Biliyorum sen de merak ediyorsun. Arkadaşlarının fotoğraflarında gördüğün Alaçatı sokaklarını. Kumrusunu, midyesini, restoranlarını, rüzgârını... Tatile giden arkadaşlarına “Nerelere gideyim, denize nerede gideyim, nerede eğleneyim?” diye soruyorsun. Henüz İzmirli bir arkadaşının yazdığı “Çeşme’de gitmeden dönme” konulu maillerden biri bilgisayarına düşmediyse beni iyi dinle.
Karşında denizle kumu hayatında ilk kez burada görmüş, sokaklarında büyümüş, araba kullanmayı boş tarlalarında öğrenmiş bir 35 plakalı var. 10 sene öncesine kadar plaja torbada cola’larıyla, kumrularıyla giden. Trafik nedir bilmediğinden pedala kuvvet rahat rahat her yere bisikletiyle yetişen.
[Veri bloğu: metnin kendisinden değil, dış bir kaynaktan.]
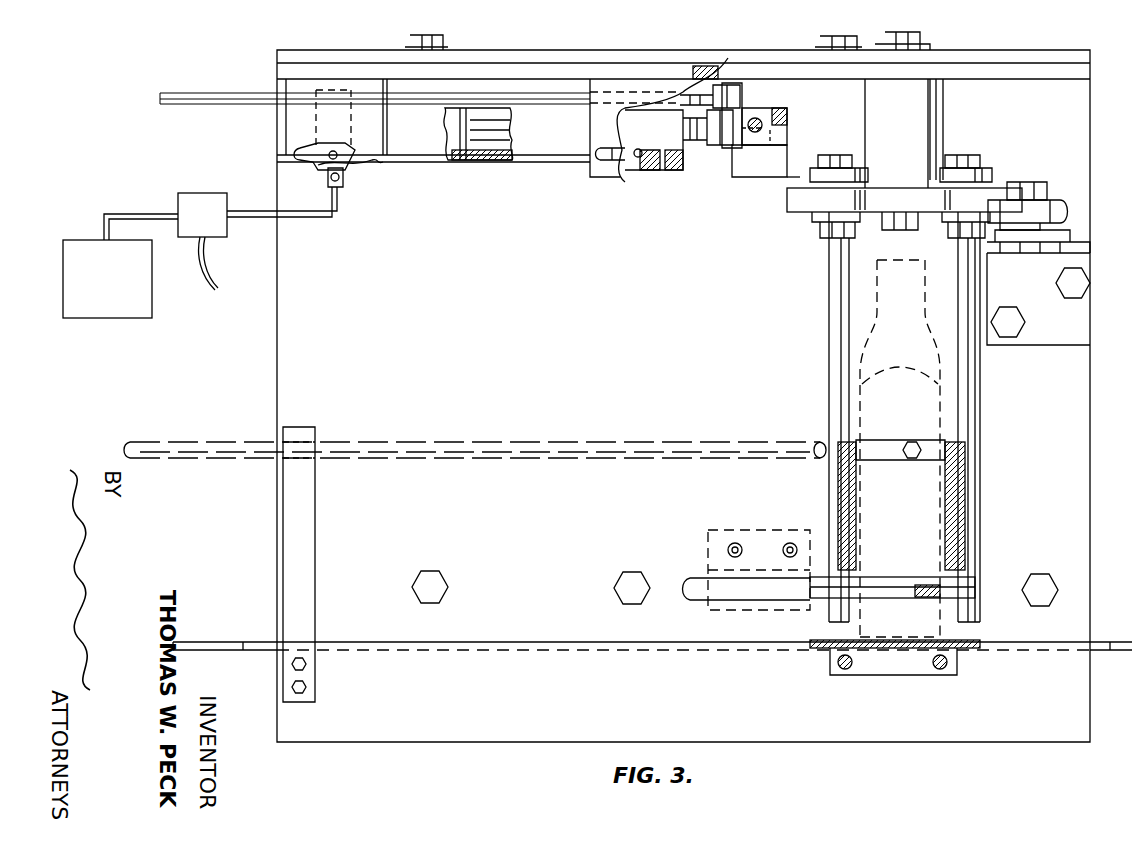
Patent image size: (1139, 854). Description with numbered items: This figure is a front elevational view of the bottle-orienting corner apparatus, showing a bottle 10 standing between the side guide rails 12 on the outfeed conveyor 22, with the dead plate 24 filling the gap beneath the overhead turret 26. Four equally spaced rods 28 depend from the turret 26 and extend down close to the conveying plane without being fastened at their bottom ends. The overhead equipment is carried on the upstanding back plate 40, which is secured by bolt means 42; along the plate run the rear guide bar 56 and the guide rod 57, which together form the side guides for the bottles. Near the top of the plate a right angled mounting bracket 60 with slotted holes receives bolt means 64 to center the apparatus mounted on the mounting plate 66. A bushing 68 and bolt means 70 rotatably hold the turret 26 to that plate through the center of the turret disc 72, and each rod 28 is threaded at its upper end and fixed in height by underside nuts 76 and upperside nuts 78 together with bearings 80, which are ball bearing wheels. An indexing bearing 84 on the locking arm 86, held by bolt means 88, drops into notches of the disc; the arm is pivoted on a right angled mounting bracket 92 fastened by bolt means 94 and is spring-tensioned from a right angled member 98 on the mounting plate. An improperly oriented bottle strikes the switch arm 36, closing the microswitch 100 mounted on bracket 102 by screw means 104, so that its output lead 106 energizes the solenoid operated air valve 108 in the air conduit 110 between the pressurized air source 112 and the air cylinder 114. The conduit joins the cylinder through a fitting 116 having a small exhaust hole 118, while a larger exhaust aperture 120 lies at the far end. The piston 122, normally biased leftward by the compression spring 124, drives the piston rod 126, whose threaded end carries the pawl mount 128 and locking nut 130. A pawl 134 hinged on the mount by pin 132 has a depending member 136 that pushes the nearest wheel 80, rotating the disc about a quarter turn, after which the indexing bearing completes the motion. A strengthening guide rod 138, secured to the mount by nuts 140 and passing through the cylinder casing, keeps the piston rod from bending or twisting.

The bottle 10 is at (872, 342).
The side guide rails 12 is at (838, 474).
The outfeed conveyor 22 is at (228, 642).
The dead plate 24 is at (980, 650).
The turret 26 is at (806, 240).
The rods 28 is at (829, 355).
The switch arm 36 is at (820, 598).
The back plate 40 is at (1100, 434).
The bolt means 42 is at (448, 587).
The rear guide bar 56 is at (886, 440).
The guide rod 57 is at (766, 442).
The right angled mounting bracket 60 is at (277, 56).
The bolt means 64 is at (440, 38).
The mounting plate 66 is at (277, 72).
The bushing 68 is at (943, 122).
The bolt means 70 is at (918, 40).
The turret disc 72 is at (794, 213).
The underside nuts 76 is at (830, 240).
The upperside nuts 78 is at (840, 155).
The bearings 80 is at (810, 180).
The bearing 84 is at (1070, 211).
The locking arm 86 is at (1070, 236).
The bolt means 88 is at (1035, 184).
The right angled mounting bracket 92 is at (1075, 345).
The bolt means 94 is at (1064, 298).
The right angled member 98 is at (726, 60).
The microswitch 100 is at (692, 590).
The bracket 102 is at (708, 548).
The screw means 104 is at (780, 544).
The output lead 106 is at (214, 272).
The solenoid operated air valve 108 is at (212, 193).
The air conduit 110 is at (150, 211).
The pressurized air source 112 is at (100, 318).
The air cylinder 114 is at (551, 172).
The fitting 116 is at (343, 178).
The exhaust hole 118 is at (320, 170).
The exhaust aperture 120 is at (648, 160).
The piston 122 is at (458, 135).
The compression spring 124 is at (508, 160).
The piston rod 126 is at (463, 162).
The pawl mount 128 is at (737, 177).
The locking nut 130 is at (712, 148).
The pin 132 is at (757, 132).
The pawl 134 is at (782, 122).
The depending member 136 is at (788, 178).
The strengthening guide rod 138 is at (220, 106).
The nuts 140 is at (755, 95).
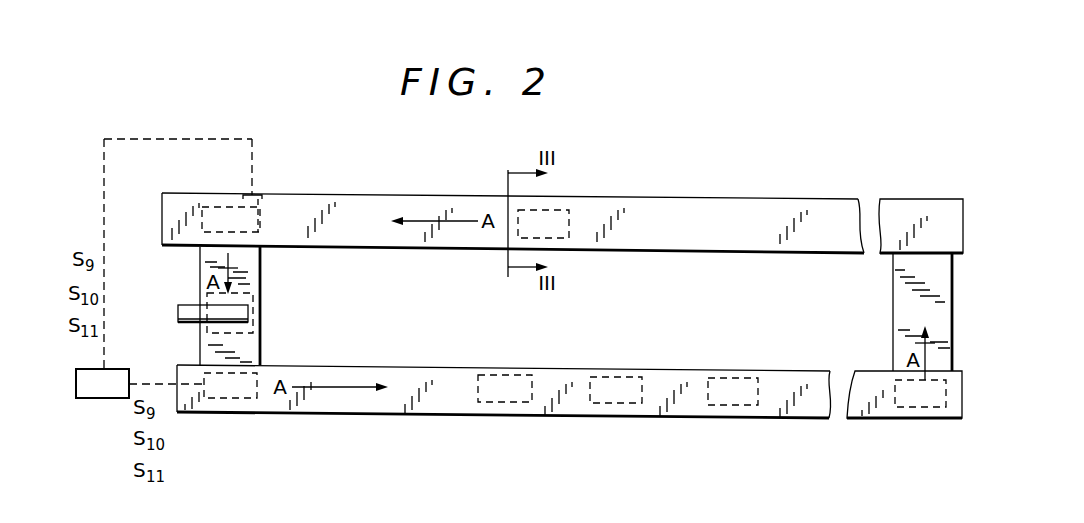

Bir boy büyüyüp de scooter’a binme isteği prensip sahibi baba engeliyle karşılaşınca, “Arkada oturmam sanki daha mı iyi?” sızlanmaları ve odalara kapanıp bezdirme politikasıyla rüyasına kavuşan. Turşu suyu üstüne darı yiyip cilayı da Apo’dan dondurmayla çekerek midesini hop hop zıplatan. Turban’ın havuzunu çok cool bulan, Altınyunus’ta animasyonlarda coşan. Henüz plajlar valeyle tanışmamış, Alaçatı’yı İstanbul’lular keşfetmemişken. Eskidendi çok eskiden.
Nostalji rüzgârı beni daha fazla uçurmadan Çeşme’ye tatil yapmaya gelecekler için tavsiyelerime geçiyorum.
Nerede ne yenir?
Mi Casa Alaçatı;
Çeşme’de kaç gün kalacaksanız kalın ama bir akşamınızı mutlaka Alaçatı’daki Mi Casa’ya ayırın. Kendine ait kocaman bir bahçesi olduğu için kalabalıktan uzak, sakin sakin yemeğinizi yemeniz garanti. İyi müzik eşliğinde hem de.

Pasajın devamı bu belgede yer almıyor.